Inhibition of cell survival and proliferation by nimbolide in human androgen-independent prostate cancer (PC-3) cells: involvement of the PI3K/Akt pathway.

Prostate cancer is most common malignancy among men in the world. PI3K-Akt signaling appears to be critical to prostate cancer cell proliferation and survival. Our earlier study reveals that nimbolide (2 µM) prevents cell survival via IGF signaling pathway through PI3K/Akt and induces apoptosis in PC-3 cell line. Akt mediates the phosphorylation and activation of mTOR that plays a critical role in the regulation of protein translation and synthesis, angiogenesis, and cell cycle progression. The present study was aimed to investigate the effect of nimbolide on tPI3K, tAkt, pAkt, tmTOR, GSK3ß, pGSK3ß, PCNA, c-Myc, Cyclin D1, and Survivin protein levels by western blot analysis. Apoptosis was visualized by Ao/EtBr dual staining (20×), and protein expression of PCNA by immunocytochemistry was performed. Molecular docking was performed to understand the possible interaction between nimbolide and Akt, PCNA, and Cyclin D1. Nimbolide altered the PI3K-Akt-mediated cell survival and proliferative molecules. Thus, nimbolide exerted anticancer effects in vitro by representing the PI3K-Akt-mTOR pathway in PC-3 cells. Thereby, it acts as a potent anticancer drug for prostate cancer.

Anti-proliferative and apoptosis inducing effect of nimbolide by altering molecules involved in apoptosis and IGF signalling via PI3K/Akt in prostate cancer (PC-3) cell line.

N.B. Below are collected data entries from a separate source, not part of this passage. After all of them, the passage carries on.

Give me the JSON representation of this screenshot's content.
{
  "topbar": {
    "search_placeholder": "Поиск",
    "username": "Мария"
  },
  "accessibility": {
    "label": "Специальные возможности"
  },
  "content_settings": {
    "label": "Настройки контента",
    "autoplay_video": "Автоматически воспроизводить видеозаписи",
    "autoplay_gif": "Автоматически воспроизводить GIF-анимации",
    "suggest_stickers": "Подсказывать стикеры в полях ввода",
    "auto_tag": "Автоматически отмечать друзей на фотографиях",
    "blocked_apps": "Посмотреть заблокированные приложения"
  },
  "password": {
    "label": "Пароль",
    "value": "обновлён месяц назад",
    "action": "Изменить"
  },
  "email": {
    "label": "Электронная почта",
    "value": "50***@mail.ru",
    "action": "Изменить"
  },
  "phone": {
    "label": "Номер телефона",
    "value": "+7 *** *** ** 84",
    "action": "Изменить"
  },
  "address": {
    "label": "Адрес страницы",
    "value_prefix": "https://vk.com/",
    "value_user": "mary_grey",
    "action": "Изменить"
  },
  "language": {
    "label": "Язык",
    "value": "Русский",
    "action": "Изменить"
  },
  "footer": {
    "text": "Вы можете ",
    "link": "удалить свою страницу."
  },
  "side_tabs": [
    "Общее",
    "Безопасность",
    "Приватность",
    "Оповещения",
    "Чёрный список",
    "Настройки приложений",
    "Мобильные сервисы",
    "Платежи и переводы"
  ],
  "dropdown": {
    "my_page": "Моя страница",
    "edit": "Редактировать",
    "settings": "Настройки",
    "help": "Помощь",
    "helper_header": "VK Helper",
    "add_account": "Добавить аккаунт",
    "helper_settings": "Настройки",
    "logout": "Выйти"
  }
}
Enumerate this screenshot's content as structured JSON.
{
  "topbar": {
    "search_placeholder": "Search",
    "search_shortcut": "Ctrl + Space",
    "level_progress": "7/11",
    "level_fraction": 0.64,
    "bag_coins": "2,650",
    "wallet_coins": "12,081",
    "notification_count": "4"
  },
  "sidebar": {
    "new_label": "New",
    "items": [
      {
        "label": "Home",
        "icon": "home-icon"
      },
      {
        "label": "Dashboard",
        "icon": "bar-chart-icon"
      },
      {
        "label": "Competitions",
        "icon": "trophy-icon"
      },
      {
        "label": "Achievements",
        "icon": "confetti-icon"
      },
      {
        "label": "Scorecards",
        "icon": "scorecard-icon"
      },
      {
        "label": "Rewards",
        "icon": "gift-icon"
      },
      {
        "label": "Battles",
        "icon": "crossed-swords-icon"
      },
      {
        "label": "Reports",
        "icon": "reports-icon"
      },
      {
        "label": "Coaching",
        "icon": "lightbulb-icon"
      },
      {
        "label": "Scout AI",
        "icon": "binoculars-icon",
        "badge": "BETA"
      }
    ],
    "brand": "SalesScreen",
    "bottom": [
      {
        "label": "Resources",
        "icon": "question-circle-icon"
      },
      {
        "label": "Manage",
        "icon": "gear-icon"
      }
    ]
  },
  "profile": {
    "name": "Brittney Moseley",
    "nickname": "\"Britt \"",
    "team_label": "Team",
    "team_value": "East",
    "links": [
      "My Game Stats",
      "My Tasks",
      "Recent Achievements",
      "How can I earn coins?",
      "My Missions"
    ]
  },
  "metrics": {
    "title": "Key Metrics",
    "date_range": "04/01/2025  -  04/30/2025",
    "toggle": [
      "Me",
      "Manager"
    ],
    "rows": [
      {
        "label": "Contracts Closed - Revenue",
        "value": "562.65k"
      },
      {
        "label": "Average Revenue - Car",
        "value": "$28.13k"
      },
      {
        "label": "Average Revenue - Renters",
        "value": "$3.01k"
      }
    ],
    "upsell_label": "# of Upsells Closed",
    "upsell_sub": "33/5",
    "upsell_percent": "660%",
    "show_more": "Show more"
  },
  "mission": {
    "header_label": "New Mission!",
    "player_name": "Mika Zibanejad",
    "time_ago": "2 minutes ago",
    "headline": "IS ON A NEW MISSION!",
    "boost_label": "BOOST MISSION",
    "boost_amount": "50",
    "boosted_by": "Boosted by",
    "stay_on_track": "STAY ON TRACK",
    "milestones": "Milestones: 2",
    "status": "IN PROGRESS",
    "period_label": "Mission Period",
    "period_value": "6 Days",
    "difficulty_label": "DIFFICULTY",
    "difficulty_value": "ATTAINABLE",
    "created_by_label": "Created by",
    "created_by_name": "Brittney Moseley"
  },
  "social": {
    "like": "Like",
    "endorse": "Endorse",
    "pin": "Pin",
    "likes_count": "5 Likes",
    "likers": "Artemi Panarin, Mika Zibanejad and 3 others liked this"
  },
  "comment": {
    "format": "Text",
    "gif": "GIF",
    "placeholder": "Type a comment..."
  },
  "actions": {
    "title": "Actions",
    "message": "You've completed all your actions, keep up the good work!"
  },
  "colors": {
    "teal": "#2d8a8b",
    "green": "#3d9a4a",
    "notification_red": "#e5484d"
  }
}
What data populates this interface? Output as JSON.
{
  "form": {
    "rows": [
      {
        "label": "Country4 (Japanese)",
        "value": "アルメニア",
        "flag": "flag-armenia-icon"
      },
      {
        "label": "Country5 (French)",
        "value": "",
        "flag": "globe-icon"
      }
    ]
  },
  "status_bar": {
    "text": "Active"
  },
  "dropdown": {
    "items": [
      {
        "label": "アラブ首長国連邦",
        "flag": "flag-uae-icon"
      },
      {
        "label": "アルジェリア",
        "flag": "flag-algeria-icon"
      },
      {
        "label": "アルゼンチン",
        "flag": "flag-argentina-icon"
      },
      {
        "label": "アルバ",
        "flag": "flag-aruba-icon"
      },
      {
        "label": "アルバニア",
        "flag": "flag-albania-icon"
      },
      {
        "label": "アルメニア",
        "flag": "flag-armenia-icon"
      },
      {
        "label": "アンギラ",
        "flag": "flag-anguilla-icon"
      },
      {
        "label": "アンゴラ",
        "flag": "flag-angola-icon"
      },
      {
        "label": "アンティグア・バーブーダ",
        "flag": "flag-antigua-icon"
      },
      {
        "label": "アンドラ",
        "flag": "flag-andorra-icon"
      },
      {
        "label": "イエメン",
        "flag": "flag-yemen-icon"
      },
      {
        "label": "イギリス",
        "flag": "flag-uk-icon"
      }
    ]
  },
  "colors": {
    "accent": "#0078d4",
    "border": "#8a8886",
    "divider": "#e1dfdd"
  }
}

Prostate cancer is responsible for major deaths globally after lung cancer. Nimbolide is an important constituent of neem, and it acts as a potent inhibitor for many cancer cells. The present study was designed to evaluate the effects of nimbolide on apoptosis and insulin-like growth factor (IGF) signalling molecules in androgen-independent prostate cancer (PC-3) cells line. Nimbolide (0.5-2 µM) treatment resulted in 50% inhibition at a dose of 2 µM in the PC-3 cell line. The mRNA expression of Fas ligand, Fas-associated death domain receptor (FADDR), Bcl-2-associated X protein (Bax), Bcl-2-associated death promoter (Bad), phosphatidylinositide 3-kinases (PI3K), Akt, IGF1, IGF1 receptor (IGF1R) and IGF binding protein 3 were quantified by reverse transcription polymerase chain reaction and protein expression of Bax, cytochrome c, X-linked inhibitor of apoptosis protein (XIAP), B-Cell Lymphoma 2 (Bcl-2), caspases -8, -9, -10 and -3, poly(ADP-ribose) polymerase (PARP), cleaved PARP, IGF1R, PI3K, Akt, p-Akt was determined by western blot analysis, in nimbolide-treated PC-3 cell line. Nimbolide-induced apoptosis by activating DNA fragmentation in PC-3 cells. Nimbolide treatment increased the mRNA of Fas ligand, FADDR, Bax, Bad and IGF binding protein 3, decreased PI3K, Akt, IGF1 and IGF1R, increased protein expression of caspases 8, 3, 10, 9, Bax and cytochrome c and decreased the expression of XIAP, Bcl2, cleaved PARP, p-Akt and IGF1R. The results suggest that nimbolide acts as a potent anti-cancer agent by inducing apoptosis and inhibiting cell proliferation via PI3K/Akt pathway in PC-3 cells.